The total lipid content was analyzed in the biomass of microalgae strain using cryopreservants. Scenedesmus sp. R3 showed an increase in the total lipid content after cryopreservation, unlike the other two strains that showed a decrease by a large proportion (Chi square = 5.955556, df = 2, p = 0.0509) (Fig. 3B). Saadaoui et al. (2016) confirmed that the lipid production could be affected by the cryopreservation method that could result in an increase and decrease in lipid content. When the two cryopreservants were compared, a higher lipid content was observed in the biomass that was cryopreserved with glycerol. Thus, in Chorella sp. M2 and Chorella sp. M6, the relative lipid content was twice as high compared to the biomass cryopreserved with DMSO + sucrose (Chi-square = 6.300000, df = 2, p = 0.0429) (Fig. 3B). This might be due to the fact that some algae can utilize glycerol as a carbon source. Since, Chlorella vulgaris achieved maximum lipid productivity in glycerol supplemented culture medium (Sharma et al., 2016), this could be the reason for the observed increase in lipid content. In addition, the cytosolic lipid bodies increased in number as well as in size as the intensity of the light increased. So, the use of glycerol could advantageous for lipid production.

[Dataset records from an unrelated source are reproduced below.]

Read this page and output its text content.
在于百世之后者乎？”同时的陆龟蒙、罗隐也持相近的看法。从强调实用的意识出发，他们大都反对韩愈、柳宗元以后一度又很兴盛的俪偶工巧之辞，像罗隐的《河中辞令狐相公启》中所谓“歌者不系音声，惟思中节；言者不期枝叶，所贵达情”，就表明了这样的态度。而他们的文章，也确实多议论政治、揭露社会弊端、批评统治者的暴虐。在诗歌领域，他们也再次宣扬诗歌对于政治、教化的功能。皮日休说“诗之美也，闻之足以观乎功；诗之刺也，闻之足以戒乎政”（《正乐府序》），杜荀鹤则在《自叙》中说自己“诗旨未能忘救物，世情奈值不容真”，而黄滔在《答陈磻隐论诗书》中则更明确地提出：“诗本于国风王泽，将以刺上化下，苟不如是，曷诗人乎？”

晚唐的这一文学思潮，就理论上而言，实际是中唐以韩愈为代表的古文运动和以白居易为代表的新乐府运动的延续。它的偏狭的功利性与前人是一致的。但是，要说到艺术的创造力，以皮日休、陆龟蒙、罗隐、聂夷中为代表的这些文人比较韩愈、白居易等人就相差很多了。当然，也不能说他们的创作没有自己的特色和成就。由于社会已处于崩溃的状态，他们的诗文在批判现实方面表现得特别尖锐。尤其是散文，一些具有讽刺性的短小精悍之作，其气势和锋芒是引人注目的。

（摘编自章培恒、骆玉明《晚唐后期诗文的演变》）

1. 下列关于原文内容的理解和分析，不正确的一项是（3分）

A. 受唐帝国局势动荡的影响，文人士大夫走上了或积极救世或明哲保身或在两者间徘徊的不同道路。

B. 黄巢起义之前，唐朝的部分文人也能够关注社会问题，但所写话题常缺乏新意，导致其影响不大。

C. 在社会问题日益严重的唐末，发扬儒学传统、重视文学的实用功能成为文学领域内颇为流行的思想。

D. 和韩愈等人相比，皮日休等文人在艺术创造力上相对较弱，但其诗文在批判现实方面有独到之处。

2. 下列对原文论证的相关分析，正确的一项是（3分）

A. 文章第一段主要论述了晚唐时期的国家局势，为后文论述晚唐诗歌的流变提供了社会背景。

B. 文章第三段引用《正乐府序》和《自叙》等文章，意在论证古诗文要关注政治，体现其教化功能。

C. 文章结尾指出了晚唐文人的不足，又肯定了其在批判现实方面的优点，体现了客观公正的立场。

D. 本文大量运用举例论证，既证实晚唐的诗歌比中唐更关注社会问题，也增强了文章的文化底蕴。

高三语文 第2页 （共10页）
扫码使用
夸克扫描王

Tropical microalgae are adapted to high temperatures and sunlight. For this reason, these microalgae can be cultivated outdoors efficiently for lipid production. Wang et al. (2013) showed that lipid and protein content varied with different nitrogen and light regimes. Higher light intensities tend to induce the production of more neutral lipids in comparison to polar structural lipids in algae cells. These tropical freshwater microalgal strains have potential biotechnological applications; therefore, further studies are required on them.